When amazon makes its policies and states Children should not use their devices without a parent/guardian present, why can’t Alexa be told not to respond to a particular voice as it’s a child? Does Amazon assume based on an Adult buying the device that consent has been given to collect the data of everyone who uses it? Food for thought I think.

Children are very technology smart in the sense they know how to use the gadgets, and this “know how” is improving each and every year. But the knowledge around the information they are submitting and how it’s used is something they very much don’t understand. There is currently a trend on Facebook whereby children (and adults) are doing something called the “FaceApp Challenge”, this is an app whereby you take a selfie and it shows you what you will look like in 40 years’ time. This sounds like all fun and games, but the terms of use are quite scary stating “You grant FaceApp consent to use the User Content, regardless of whether it includes an individual’s name, likeness, voice or persona, sufficient to indicate the individual’s identity. By using the Services, you agree that the User Content may be used for commercial purposes. You further acknowledge that FaceApp’s use of the User Content for commercial purposes will not result in any injury to you or to any person you authorized to act on its behalf. You acknowledge that some of the Services are supported by advertising revenue and may display advertisements and promotions, and you hereby agree that FaceApp may place such advertising and promotions on the Services or on, about, or in conjunction with your User Content. The manner, mode and extent of such advertising and promotions are subject to change without specific notice to you. You acknowledge that we may not always identify paid services, sponsored content, or commercial communications as such.”
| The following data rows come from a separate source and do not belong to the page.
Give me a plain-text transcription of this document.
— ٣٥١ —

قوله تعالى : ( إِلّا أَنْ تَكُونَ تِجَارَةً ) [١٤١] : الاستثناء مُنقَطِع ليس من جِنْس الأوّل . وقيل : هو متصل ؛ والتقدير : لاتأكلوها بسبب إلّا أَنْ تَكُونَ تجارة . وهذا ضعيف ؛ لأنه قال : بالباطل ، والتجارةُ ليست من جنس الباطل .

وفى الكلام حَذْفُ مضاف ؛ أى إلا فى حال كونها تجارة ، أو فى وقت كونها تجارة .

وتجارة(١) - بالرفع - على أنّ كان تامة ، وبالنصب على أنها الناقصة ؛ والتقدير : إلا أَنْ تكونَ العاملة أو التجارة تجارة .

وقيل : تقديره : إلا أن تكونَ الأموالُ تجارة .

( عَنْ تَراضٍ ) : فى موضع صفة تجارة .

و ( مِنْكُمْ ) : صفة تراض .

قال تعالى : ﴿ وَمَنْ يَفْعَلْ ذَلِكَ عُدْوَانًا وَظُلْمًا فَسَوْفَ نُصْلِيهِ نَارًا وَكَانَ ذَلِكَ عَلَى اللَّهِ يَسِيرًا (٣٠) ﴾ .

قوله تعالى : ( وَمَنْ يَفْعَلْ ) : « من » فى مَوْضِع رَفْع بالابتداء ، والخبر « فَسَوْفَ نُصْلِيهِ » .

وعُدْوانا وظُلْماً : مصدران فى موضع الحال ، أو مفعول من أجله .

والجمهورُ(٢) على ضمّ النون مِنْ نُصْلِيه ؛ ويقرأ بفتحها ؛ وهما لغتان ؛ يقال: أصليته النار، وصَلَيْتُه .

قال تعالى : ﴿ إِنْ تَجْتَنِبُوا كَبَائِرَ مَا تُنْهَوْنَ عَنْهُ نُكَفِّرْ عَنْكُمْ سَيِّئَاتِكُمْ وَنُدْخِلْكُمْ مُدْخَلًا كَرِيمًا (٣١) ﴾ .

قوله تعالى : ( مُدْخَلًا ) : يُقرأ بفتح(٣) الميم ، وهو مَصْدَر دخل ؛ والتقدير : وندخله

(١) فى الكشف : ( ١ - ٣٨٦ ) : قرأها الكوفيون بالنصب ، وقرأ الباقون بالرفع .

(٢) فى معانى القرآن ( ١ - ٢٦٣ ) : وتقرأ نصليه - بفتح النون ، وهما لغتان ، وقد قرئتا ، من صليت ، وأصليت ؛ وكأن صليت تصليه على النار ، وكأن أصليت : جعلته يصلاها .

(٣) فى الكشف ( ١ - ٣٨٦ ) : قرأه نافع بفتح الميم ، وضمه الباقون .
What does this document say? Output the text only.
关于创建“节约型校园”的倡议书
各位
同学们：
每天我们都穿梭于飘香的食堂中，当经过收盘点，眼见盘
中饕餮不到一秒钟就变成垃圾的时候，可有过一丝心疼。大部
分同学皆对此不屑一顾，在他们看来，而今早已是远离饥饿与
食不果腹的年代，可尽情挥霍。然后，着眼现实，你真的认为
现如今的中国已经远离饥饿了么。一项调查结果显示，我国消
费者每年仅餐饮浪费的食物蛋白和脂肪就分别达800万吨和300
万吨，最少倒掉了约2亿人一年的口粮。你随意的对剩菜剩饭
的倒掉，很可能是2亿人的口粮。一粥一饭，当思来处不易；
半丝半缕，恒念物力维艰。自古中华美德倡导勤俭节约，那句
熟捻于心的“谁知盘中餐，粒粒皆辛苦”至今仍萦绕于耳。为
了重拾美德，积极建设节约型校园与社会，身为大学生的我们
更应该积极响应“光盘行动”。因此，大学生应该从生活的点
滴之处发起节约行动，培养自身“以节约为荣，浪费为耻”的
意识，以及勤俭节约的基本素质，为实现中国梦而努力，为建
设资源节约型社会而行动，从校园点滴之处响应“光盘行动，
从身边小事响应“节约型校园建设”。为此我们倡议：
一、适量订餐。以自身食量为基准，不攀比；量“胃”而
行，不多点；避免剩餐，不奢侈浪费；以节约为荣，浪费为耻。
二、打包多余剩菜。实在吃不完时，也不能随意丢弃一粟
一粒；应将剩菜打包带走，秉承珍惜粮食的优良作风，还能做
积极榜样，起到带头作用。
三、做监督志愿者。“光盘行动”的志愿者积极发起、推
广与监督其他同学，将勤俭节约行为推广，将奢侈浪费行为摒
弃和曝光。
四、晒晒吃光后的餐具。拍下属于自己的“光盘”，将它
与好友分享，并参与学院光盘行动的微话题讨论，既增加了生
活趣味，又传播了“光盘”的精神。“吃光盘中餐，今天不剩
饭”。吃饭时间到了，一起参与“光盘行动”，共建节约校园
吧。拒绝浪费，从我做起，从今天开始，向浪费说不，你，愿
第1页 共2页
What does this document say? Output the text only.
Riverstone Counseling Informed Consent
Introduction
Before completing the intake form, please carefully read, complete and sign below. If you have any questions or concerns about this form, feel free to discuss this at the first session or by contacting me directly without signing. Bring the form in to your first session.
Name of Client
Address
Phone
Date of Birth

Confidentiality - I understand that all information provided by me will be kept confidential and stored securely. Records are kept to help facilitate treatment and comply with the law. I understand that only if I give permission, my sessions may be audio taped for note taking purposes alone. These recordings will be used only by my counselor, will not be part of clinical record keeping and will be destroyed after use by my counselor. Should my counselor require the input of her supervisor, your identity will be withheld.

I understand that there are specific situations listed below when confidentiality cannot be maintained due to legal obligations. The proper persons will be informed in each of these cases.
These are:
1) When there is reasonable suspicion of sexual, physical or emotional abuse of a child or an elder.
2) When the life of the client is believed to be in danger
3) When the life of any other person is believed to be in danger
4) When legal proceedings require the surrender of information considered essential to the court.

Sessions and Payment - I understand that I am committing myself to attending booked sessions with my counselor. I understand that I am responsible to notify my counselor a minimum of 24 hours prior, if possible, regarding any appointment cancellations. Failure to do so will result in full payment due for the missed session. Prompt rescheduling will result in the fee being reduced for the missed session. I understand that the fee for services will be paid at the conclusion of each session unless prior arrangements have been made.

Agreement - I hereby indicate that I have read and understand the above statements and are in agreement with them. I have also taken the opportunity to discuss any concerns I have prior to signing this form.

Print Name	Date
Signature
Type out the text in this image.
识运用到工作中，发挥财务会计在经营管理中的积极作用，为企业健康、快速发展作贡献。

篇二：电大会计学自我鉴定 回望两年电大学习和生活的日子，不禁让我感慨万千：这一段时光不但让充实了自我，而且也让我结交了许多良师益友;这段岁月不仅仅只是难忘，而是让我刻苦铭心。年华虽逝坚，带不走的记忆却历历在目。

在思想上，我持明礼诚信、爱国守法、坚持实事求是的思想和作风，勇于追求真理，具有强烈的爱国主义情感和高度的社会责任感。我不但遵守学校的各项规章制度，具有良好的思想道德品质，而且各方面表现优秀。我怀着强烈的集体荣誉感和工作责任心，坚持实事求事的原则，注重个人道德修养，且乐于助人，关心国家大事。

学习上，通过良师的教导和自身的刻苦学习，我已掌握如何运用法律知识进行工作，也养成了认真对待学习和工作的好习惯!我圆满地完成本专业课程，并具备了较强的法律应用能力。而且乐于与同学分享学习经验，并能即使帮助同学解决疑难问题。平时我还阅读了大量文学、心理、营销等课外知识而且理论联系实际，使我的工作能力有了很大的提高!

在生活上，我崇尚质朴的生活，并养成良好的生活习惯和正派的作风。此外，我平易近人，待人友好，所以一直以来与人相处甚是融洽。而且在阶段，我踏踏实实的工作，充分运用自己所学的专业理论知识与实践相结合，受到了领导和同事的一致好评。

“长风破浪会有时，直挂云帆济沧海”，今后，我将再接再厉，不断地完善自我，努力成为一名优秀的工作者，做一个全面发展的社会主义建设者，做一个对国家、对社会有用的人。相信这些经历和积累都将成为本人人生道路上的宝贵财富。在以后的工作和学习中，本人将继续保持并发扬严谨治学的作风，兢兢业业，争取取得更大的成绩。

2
However bringing this back to child privacy, within FaceApp’s Privacy notice it does state that “FaceApp does not knowingly collect or solicit any information from anyone under the age of 13. The Service and its content are not directed at children under the age of 13. In the event that we learn that we have collected personal information from a child under age 13 without parental consent, we will delete that information as quickly as possible. If you believe that we might have any information from or about a child under 13, please contact us.” The only criticism I have here is that do they take steps to see if they hold this data or wait to be advised?

Are companies doing the bare minimum to keep our children safe and leaving it up to parents/guardians to take the responsibility? I think so. Are parents/guardians fully aware and up to the challenge? I think not. Parents and guardians and in fact children need to be educated on how information is kept, by whom, how long for and what damage can be done if it falls into the wrong hands. I agree that companies like Amazon can’t fully stop children from using its devices, but it could put a few more safeguards in place. Whilst FaceApp terms and conditions are a bit out there, technically in order for it to be downloaded a child would have to have parent consent, obviously this is set by the controls on the device usually set up by the parents/guardians. Therefore FaceApp as a safeguard in place in that sense.

My final thought…. So much data is being collected by everything now, privacy policies are quite long and often overlooked for convenience or for the latest craze. I feel there should be a summary privacy policy which sits above the full document so people can begin to have a better understanding of what information they submit and how it is used. Also are we going to eventually run out of room to store all of this collected data!?